The Delta, an essential part of the delta smelt’s habitat, is a major hub for California’s water system. The State Water Project, federal Central Valley Project and thousands of private water diversions take as much as 65 percent of the Delta’s total freshwater inflow, killing both spawning adult delta smelt and their young in pumps and diversions. At times, pumping levels are so high they reverse flow in the San Joaquin River, confusing and delaying adult fish migrating upstream, impairing downstream transport of larval and juvenile delta smelt from the upper estuary to their brackish water rearing habitat, and drawing water and fish into the pumps. Hydraulic models indicate that when water export rates are high, virtually all young smelt in the southern Delta are sucked into the pumps. The recent decline of Delta fish species coincides with significant increases in water exports by the state and federal water projects (seasonal exports in the 2000s are up to 48 percent higher than in the early 1990s) and higher mortality of smelt at the pumps. The four highest years of water exports from the Delta have occurred since 2000.

“The delta smelt is a canary in the coal mine, and its plummeting numbers show that the Delta is on the verge of collapse,” said Kate Poole, senior attorney with NRDC. “Urgent action is needed to protect Delta habitat and water quality, for the benefit of the smelt and the 20 million Californians who depend on the Delta for clean drinking water.”

Despite crashing Delta fish populations, state and federal agencies are in the process of approving increased water diversion and storage projects that will exacerbate current conditions for delta smelt, likely increase mortality of smelt and further alter their habitat.

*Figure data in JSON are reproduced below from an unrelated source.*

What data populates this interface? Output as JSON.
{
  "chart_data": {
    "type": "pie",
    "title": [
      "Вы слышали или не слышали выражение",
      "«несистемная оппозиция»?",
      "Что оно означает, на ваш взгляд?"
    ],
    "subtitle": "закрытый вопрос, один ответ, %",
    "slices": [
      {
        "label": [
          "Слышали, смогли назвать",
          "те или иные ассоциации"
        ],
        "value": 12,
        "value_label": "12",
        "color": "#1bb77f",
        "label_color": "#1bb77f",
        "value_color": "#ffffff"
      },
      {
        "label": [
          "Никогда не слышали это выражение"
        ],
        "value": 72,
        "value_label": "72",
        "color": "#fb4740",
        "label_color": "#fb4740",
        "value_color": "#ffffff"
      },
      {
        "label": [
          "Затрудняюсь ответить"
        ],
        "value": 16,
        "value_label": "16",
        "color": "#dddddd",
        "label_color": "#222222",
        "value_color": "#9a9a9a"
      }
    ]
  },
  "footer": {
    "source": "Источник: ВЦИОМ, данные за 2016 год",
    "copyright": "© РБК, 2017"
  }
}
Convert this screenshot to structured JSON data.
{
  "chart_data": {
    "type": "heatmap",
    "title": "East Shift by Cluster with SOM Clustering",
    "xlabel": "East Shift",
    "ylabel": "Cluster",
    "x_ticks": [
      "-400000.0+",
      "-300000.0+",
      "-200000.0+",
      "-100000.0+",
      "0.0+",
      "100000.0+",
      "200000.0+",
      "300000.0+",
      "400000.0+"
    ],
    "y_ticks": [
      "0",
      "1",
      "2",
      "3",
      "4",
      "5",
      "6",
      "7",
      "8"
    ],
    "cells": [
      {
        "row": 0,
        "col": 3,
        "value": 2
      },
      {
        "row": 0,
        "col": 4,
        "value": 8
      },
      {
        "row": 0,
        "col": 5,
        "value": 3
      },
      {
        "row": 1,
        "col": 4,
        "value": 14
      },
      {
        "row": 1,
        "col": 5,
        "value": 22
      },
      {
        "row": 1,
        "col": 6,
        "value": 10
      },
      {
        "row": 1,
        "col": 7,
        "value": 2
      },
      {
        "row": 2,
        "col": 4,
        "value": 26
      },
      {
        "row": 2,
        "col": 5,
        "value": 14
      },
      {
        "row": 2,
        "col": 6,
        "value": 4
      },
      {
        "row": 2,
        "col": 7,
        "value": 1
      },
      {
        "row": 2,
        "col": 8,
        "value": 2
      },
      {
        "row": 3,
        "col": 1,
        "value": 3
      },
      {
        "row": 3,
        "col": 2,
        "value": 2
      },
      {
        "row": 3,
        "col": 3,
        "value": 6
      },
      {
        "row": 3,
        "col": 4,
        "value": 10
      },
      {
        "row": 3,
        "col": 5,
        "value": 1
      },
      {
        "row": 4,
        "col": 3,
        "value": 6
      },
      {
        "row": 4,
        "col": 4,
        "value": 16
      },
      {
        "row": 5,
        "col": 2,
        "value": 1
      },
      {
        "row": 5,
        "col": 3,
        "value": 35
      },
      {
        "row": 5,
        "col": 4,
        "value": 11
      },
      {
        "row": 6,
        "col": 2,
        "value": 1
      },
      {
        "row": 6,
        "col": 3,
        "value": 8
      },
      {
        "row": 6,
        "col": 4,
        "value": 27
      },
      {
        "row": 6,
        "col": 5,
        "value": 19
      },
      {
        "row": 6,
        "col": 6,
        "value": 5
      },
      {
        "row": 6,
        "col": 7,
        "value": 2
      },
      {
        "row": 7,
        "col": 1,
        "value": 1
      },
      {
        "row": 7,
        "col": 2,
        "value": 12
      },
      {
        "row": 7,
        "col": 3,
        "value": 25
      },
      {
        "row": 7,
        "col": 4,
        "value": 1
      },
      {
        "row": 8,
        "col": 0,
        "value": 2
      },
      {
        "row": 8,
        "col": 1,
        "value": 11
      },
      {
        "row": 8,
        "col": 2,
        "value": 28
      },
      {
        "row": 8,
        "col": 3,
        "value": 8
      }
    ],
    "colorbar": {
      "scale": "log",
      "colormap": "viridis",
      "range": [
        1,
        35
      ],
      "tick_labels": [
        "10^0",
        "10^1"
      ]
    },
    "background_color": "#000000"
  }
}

The proposed “South Delta Improvements Program” will increase Delta water exports and install permanent tidal barriers, modifying Delta flow patterns and degrading smelt habitat. The CALFED Bay-Delta Program, promoted as a solution to reducing the negative impacts of the federal and state water projects on fish and wildlife, has proven ineffective and now has largely collapsed.

In September 2005, just before scientists announced that Delta fisheries were declining precipitously, Rep. Dick Pombo (R-CA), Chairman of the House Resources Committee, passed H.R. 3824, a bill that would gut the Endangered Species Act by systematically removing every proven recovery tool for imperiled species – including a provision to eliminate protected “critical habitat.” Pombo’s bill would make it more difficult to recover and restore the Delta ecosystem and its fisheries.